Hepatic perivascularepithelioid cell tumor (PEComa):report of a case and literature review
10.3877/cma.j.issn.2095-3232.2014.05.009
- VernacularTitle:肝血管周上皮样细胞瘤一例报告并文献复习
- Author:
Chenni ZHAN
1
;
Daren LIU
;
Dike SHI
;
Yuanliang XU
;
Liping CAO
Author Information
1. 浙江大学医学院附属第二医院普通外科
- Keywords:
Perivascular epithelioid cell neoplasms;
Immunohistochemistry;
Prognosis
- From:
Chinese Journal of Hepatic Surgery(Electronic Edition)
2014;(5):295-298
- CountryChina
- Language:Chinese
-
Abstract:
Objective To discuss the clinical characteristics of hepatic perivascularepithelioid cell tumor (PEComa). Methods Clinical data of one patient with hepatic PEComa in the Second Affiliated Hospital, Zhejiang University School of Medicine in 2011 were analyzed retrospectively. The informed consent of the patient was obtained and the ethical committee approval was received. The patient was a 25-year-old female and was admitted in hospital for the physical examination finding of space occupying lesions in the liver. The results of physical and laboratory examinations were normal. Multiple round-like mass of low density with poorly defined borders were observed in the liver by CT scan. Significant enhancement was observed in the arterial phase by enhancement scan, and homo- or hypo-enhancement in the delayed phase.
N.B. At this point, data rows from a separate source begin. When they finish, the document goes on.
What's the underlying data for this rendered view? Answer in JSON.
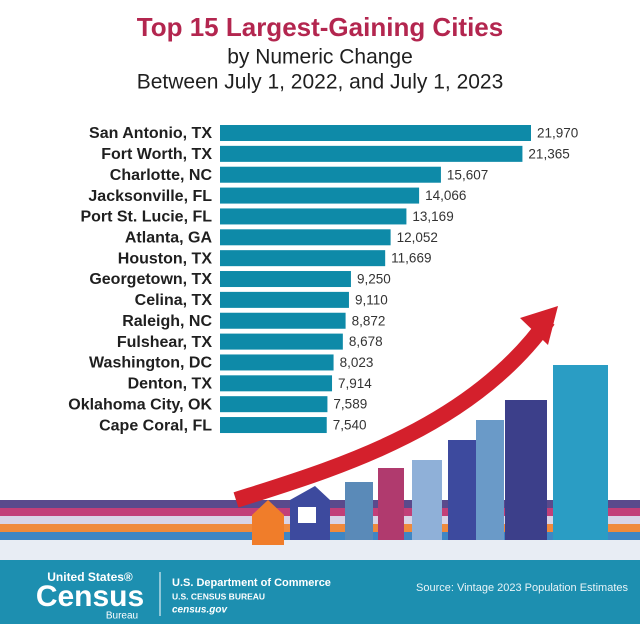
{
  "chart_data": {
    "type": "bar",
    "orientation": "horizontal",
    "title": "Top 15 Largest-Gaining Cities",
    "subtitle": [
      "by Numeric Change",
      "Between July 1, 2022, and July 1, 2023"
    ],
    "categories": [
      "San Antonio, TX",
      "Fort Worth, TX",
      "Charlotte, NC",
      "Jacksonville, FL",
      "Port St. Lucie, FL",
      "Atlanta, GA",
      "Houston, TX",
      "Georgetown, TX",
      "Celina, TX",
      "Raleigh, NC",
      "Fulshear, TX",
      "Washington, DC",
      "Denton, TX",
      "Oklahoma City, OK",
      "Cape Coral, FL"
    ],
    "values": [
      21970,
      21365,
      15607,
      14066,
      13169,
      12052,
      11669,
      9250,
      9110,
      8872,
      8678,
      8023,
      7914,
      7589,
      7540
    ],
    "value_labels": [
      "21,970",
      "21,365",
      "15,607",
      "14,066",
      "13,169",
      "12,052",
      "11,669",
      "9,250",
      "9,110",
      "8,872",
      "8,678",
      "8,023",
      "7,914",
      "7,589",
      "7,540"
    ],
    "color": "#0e8aa8"
  },
  "footer": {
    "logo_top": "United States®",
    "logo_main": "Census",
    "logo_bottom": "Bureau",
    "department": "U.S. Department of Commerce",
    "bureau": "U.S. CENSUS BUREAU",
    "website": "census.gov",
    "source": "Source: Vintage 2023 Population Estimates"
  }
}
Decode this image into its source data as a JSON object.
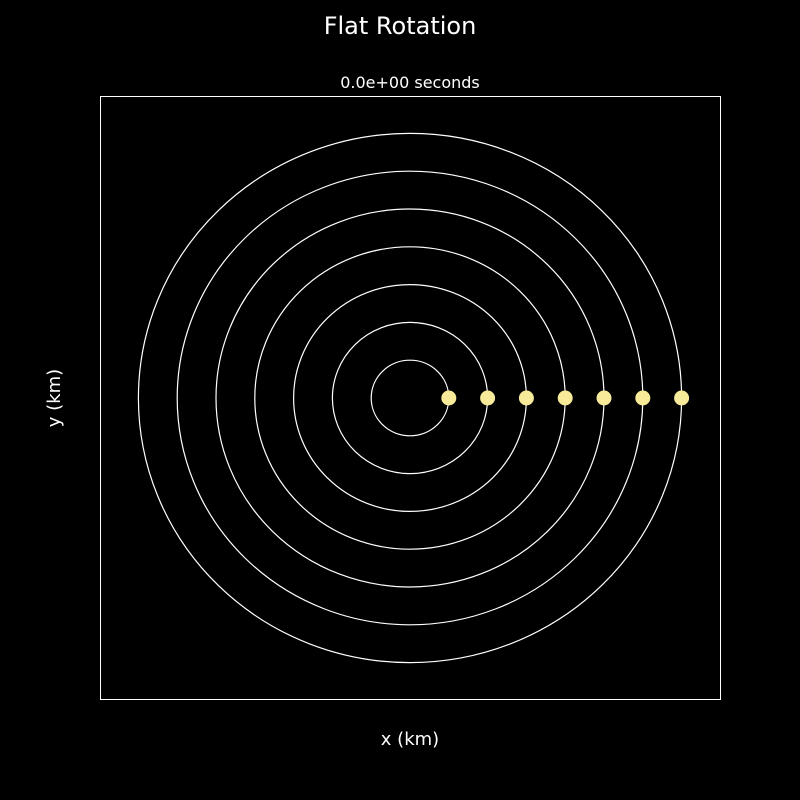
{
  "chart_data": {
    "type": "scatter",
    "title": "Flat Rotation",
    "subtitle": "0.0e+00 seconds",
    "xlabel": "x (km)",
    "ylabel": "y (km)",
    "xlim": [
      -8,
      8
    ],
    "ylim": [
      -8,
      8
    ],
    "grid": false,
    "ticks_visible": false,
    "colors": {
      "background": "#000000",
      "orbit": "#ffffff",
      "point": "#f7eb99"
    },
    "series": [
      {
        "orbits": [
          {
            "r": 1
          },
          {
            "r": 2
          },
          {
            "r": 3
          },
          {
            "r": 4
          },
          {
            "r": 5
          },
          {
            "r": 6
          },
          {
            "r": 7
          }
        ],
        "points": [
          {
            "x": 1,
            "y": 0
          },
          {
            "x": 2,
            "y": 0
          },
          {
            "x": 3,
            "y": 0
          },
          {
            "x": 4,
            "y": 0
          },
          {
            "x": 5,
            "y": 0
          },
          {
            "x": 6,
            "y": 0
          },
          {
            "x": 7,
            "y": 0
          }
        ]
      }
    ]
  }
}
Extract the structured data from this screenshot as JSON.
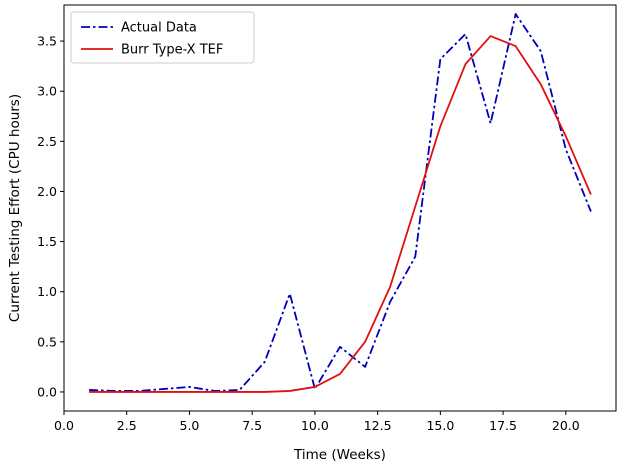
{
  "chart_data": {
    "type": "line",
    "title": "",
    "xlabel": "Time (Weeks)",
    "ylabel": "Current Testing Effort (CPU hours)",
    "xlim": [
      0.0,
      22.0
    ],
    "ylim": [
      -0.19,
      3.86
    ],
    "xticks": [
      0.0,
      2.5,
      5.0,
      7.5,
      10.0,
      12.5,
      15.0,
      17.5,
      20.0
    ],
    "xtick_labels": [
      "0.0",
      "2.5",
      "5.0",
      "7.5",
      "10.0",
      "12.5",
      "15.0",
      "17.5",
      "20.0"
    ],
    "yticks": [
      0.0,
      0.5,
      1.0,
      1.5,
      2.0,
      2.5,
      3.0,
      3.5
    ],
    "ytick_labels": [
      "0.0",
      "0.5",
      "1.0",
      "1.5",
      "2.0",
      "2.5",
      "3.0",
      "3.5"
    ],
    "grid": false,
    "legend_position": "top-left",
    "series": [
      {
        "name": "Actual Data",
        "color": "#0000b8",
        "line_style": "dash-dot",
        "x": [
          1,
          2,
          3,
          4,
          5,
          6,
          7,
          8,
          9,
          10,
          11,
          12,
          13,
          14,
          15,
          16,
          17,
          18,
          19,
          20,
          21
        ],
        "y": [
          0.02,
          0.01,
          0.01,
          0.03,
          0.05,
          0.01,
          0.02,
          0.3,
          0.98,
          0.03,
          0.45,
          0.25,
          0.9,
          1.35,
          3.32,
          3.57,
          2.68,
          3.77,
          3.4,
          2.42,
          1.8
        ]
      },
      {
        "name": "Burr Type-X TEF",
        "color": "#e01010",
        "line_style": "solid",
        "x": [
          1,
          2,
          3,
          4,
          5,
          6,
          7,
          8,
          9,
          10,
          11,
          12,
          13,
          14,
          15,
          16,
          17,
          18,
          19,
          20,
          21
        ],
        "y": [
          0.0,
          0.0,
          0.0,
          0.0,
          0.0,
          0.0,
          0.0,
          0.0,
          0.01,
          0.05,
          0.18,
          0.5,
          1.05,
          1.85,
          2.65,
          3.27,
          3.55,
          3.45,
          3.07,
          2.55,
          1.97
        ]
      }
    ]
  }
}
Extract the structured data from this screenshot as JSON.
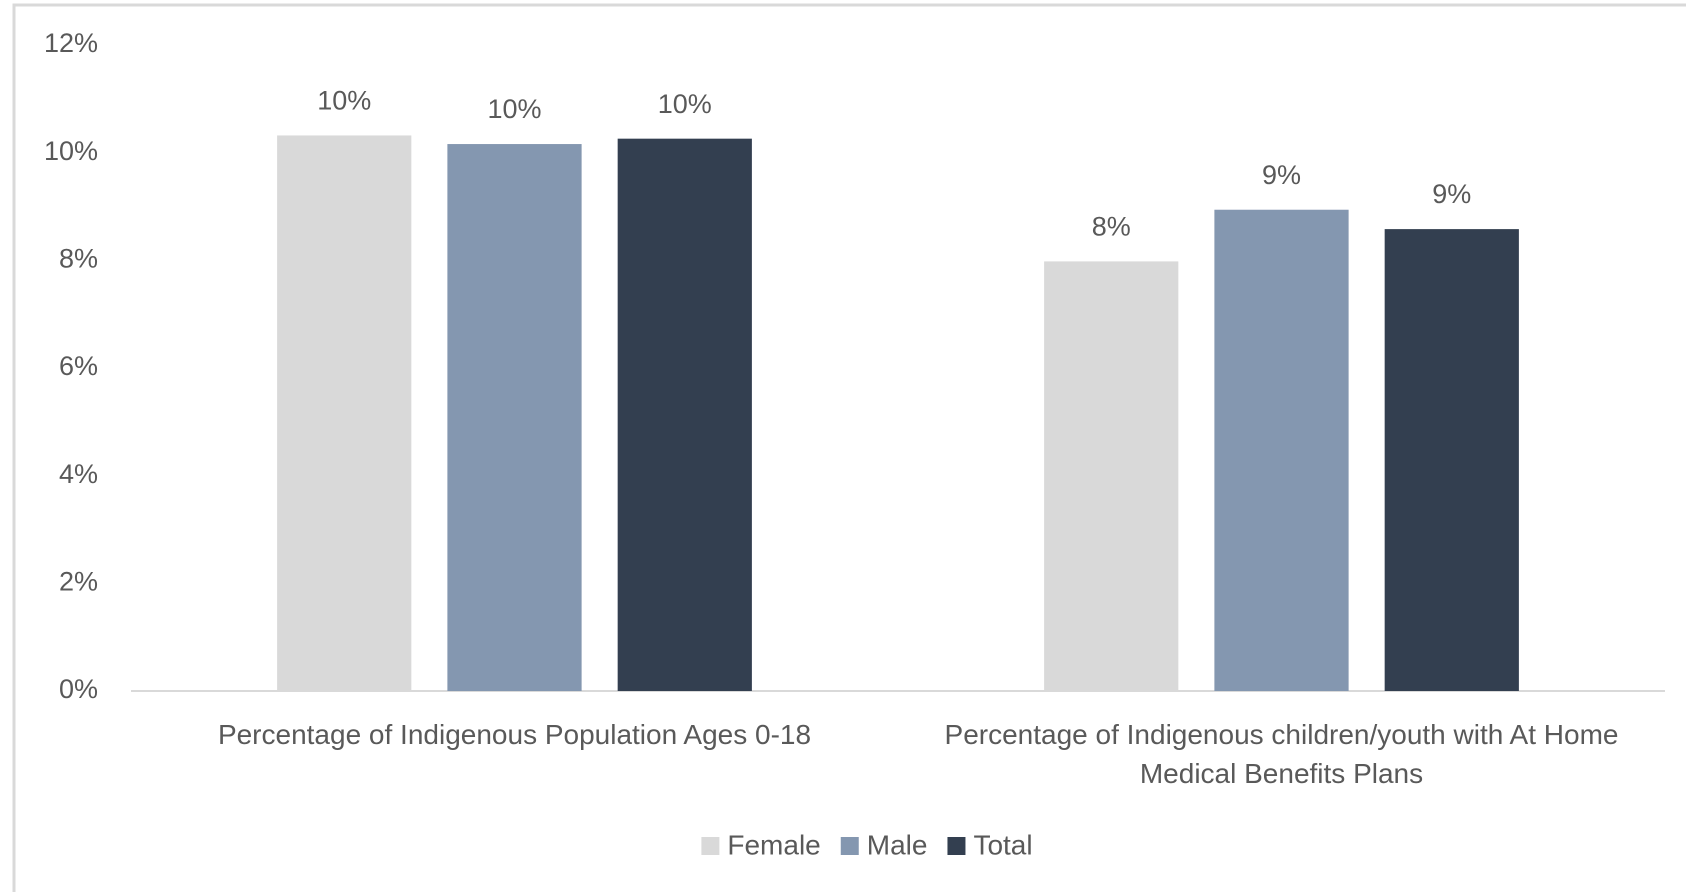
{
  "chart_data": {
    "type": "bar",
    "categories": [
      "Percentage of Indigenous Population Ages 0-18",
      "Percentage of Indigenous children/youth with At Home Medical Benefits Plans"
    ],
    "series": [
      {
        "name": "Female",
        "color": "#d9d9d9",
        "values": [
          10.32,
          7.98
        ],
        "value_labels": [
          "10%",
          "8%"
        ]
      },
      {
        "name": "Male",
        "color": "#8497b0",
        "values": [
          10.16,
          8.94
        ],
        "value_labels": [
          "10%",
          "9%"
        ]
      },
      {
        "name": "Total",
        "color": "#333f50",
        "values": [
          10.26,
          8.58
        ],
        "value_labels": [
          "10%",
          "9%"
        ]
      }
    ],
    "ylim": [
      0,
      12
    ],
    "yticks": [
      {
        "value": 0,
        "label": "0%"
      },
      {
        "value": 2,
        "label": "2%"
      },
      {
        "value": 4,
        "label": "4%"
      },
      {
        "value": 6,
        "label": "6%"
      },
      {
        "value": 8,
        "label": "8%"
      },
      {
        "value": 10,
        "label": "10%"
      },
      {
        "value": 12,
        "label": "12%"
      }
    ],
    "grid": false,
    "legend": "bottom"
  }
}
The liver lesions showed intermediated signal intensity on T1WI by MRI and slightly hyperintense on T2WI. Significant enhancement was observed in the arterial phase after enhancement and degraded in the delayed phase. The patient was primarily diagnosed with liver focal nodular hyperplasia clinically. Results After sufficient preoperative preparation, hepatectomy was performed on the patient under general anesthesia by tracheal intubation on December 8th , 2011. The tumor was observed
composed of polygonal morphology cells of epithelial cells without lipocytes or abnormal blood vessels by pathological examination. The tumor was observed with strongly positive human melanoma black-45 (HMB-45), smooth muscle actin (SMA), and positive vimentin, cluster of differentiation (CD) 34. The diagnosis of hepatic PEComa was confirmed pathologically. The patient recovered well and was discharged from hospital 1 week after operation. No recurrence or metastasis was observed during the regular follow-up till the submission date. Conclusions Hepatic PEComa is extremely rare without specific clinical manifestation. The diagnosis depends on the pathological examination. Surgical resection is an effective method for the tumor with a good prognosis.